Dehors, entre les semi-remorques, quelques résidents discutent sur des chaises en plastique. Parmi eux, Grégoire, 45 ans, qui a été accueilli sur le site dès son ouverture en janvier. Large sourire, il fait visiter le camion dans lequel il cohabite avec un autre bénéficiaire. "C’est tout confort !" lance-t-il fièrement.

Je reviens de loin. Il y a trois mois, j’étais avec deux couvertures, sur le trottoir sous –5 degrés. Aujourd’hui je vais travailler, j’ai du chauffage, j’ai une douche

Grégoire, 45 ans, ancien sans-abri

La pièce est presque nue, mais Grégoire a tenu à l’aménager au mieux, avec une machine à café, quelques livres, et une enceinte de musique. Cet ancien industriel s’était retrouvé à la rue il y a trois ans, à la suite d'une dépression post-séparation. Une descente aux enfers durant laquelle il finit par être totalement isolé. "Je faisais des demandes de logements sociaux, mais c’est saturé à Lyon, il y a parfois 7 ans d’attente... Je n’avais le droit qu’à une nuit par semaine en centre d’hébergement d’urgence, c’était très difficile" souffle-t-il, passant la main dans ses cheveux poivre et sel.

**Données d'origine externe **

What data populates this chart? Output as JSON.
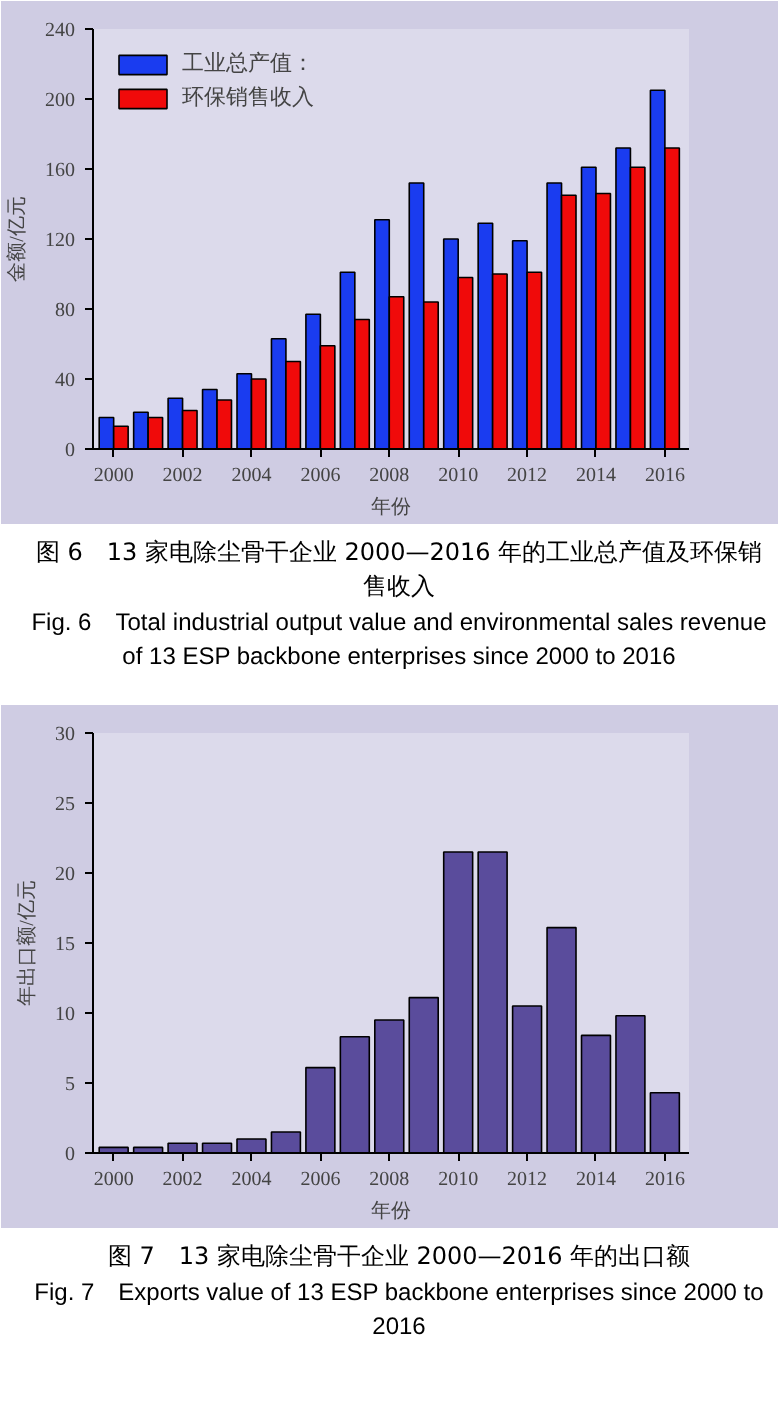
{
  "chart_data": [
    {
      "type": "bar",
      "x": [
        2000,
        2001,
        2002,
        2003,
        2004,
        2005,
        2006,
        2007,
        2008,
        2009,
        2010,
        2011,
        2012,
        2013,
        2014,
        2015,
        2016
      ],
      "xlabel": "年份",
      "ylabel": "金额/亿元",
      "xlim": [
        1999.4,
        2016.7
      ],
      "xticks": [
        2000,
        2002,
        2004,
        2006,
        2008,
        2010,
        2012,
        2014,
        2016
      ],
      "ylim": [
        0,
        240
      ],
      "yticks": [
        0,
        40,
        80,
        120,
        160,
        200,
        240
      ],
      "legend": "top left",
      "grid": false,
      "series": [
        {
          "name": "工业总产值：",
          "color": "#1a3cf0",
          "values": [
            18,
            21,
            29,
            34,
            43,
            63,
            77,
            101,
            131,
            152,
            120,
            129,
            119,
            152,
            161,
            172,
            205
          ]
        },
        {
          "name": "环保销售收入",
          "color": "#f00a0a",
          "values": [
            13,
            18,
            22,
            28,
            40,
            50,
            59,
            74,
            87,
            84,
            98,
            100,
            101,
            145,
            146,
            161,
            172
          ]
        }
      ],
      "annotations": [
        "图 6　13 家电除尘骨干企业 2000—2016 年的工业总产值及环保销售收入",
        "Fig. 6　Total industrial output value and environmental sales revenue of 13 ESP backbone enterprises since 2000 to 2016"
      ]
    },
    {
      "type": "bar",
      "x": [
        2000,
        2001,
        2002,
        2003,
        2004,
        2005,
        2006,
        2007,
        2008,
        2009,
        2010,
        2011,
        2012,
        2013,
        2014,
        2015,
        2016
      ],
      "xlabel": "年份",
      "ylabel": "年出口额/亿元",
      "xlim": [
        1999.4,
        2016.7
      ],
      "xticks": [
        2000,
        2002,
        2004,
        2006,
        2008,
        2010,
        2012,
        2014,
        2016
      ],
      "ylim": [
        0,
        30
      ],
      "yticks": [
        0,
        5,
        10,
        15,
        20,
        25,
        30
      ],
      "grid": false,
      "series": [
        {
          "color": "#5a4c9c",
          "values": [
            0.4,
            0.4,
            0.7,
            0.7,
            1.0,
            1.5,
            6.1,
            8.3,
            9.5,
            11.1,
            21.5,
            21.5,
            10.5,
            16.1,
            8.4,
            9.8,
            4.3
          ]
        }
      ],
      "annotations": [
        "图 7　13 家电除尘骨干企业 2000—2016 年的出口额",
        "Fig. 7　Exports value of 13 ESP backbone enterprises since 2000 to 2016"
      ]
    }
  ]
}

C’est alors que la Maison de la Veille sociale lui parle de ce nouveau centre d’hébergement novateur. "Au début j’étais un peu réfractaire, car c’est quand même de la colocation. Quand on est dehors, on est habitué à une certaine solitude, on n’a de compte à rendre à personne. Là c’est très cadré, il faut apprendre à faire des concessions, mais ça vaut le coup" confie-t-il. 

Au sein du centre, Grégoire a ensuite bénéficié d’un accompagnement social et professionnel. Il commence désormais un emploi sur un chantier d’insertion, en menuiserie. "Ça me plaît beaucoup. Je débute par quelques heures puis, le rythme de travail va augmenter au fur et à mesure des semaines" détaille-t-il. Pari réussi, donc, pour l’Armée du Salut qui espère défendre une nouvelle manière de penser l’hébergement d’urgence, en favorisant la réinsertion. "Être accueilli ici, ça a été un sauvetage, et maintenant mon passage à la rue fait partie du passé" affirme ainsi Grégoire.

À terme, le site de Bron pourra accueillir 90 personnes, enfants compris, comme un tremplin vers une nouvelle vie.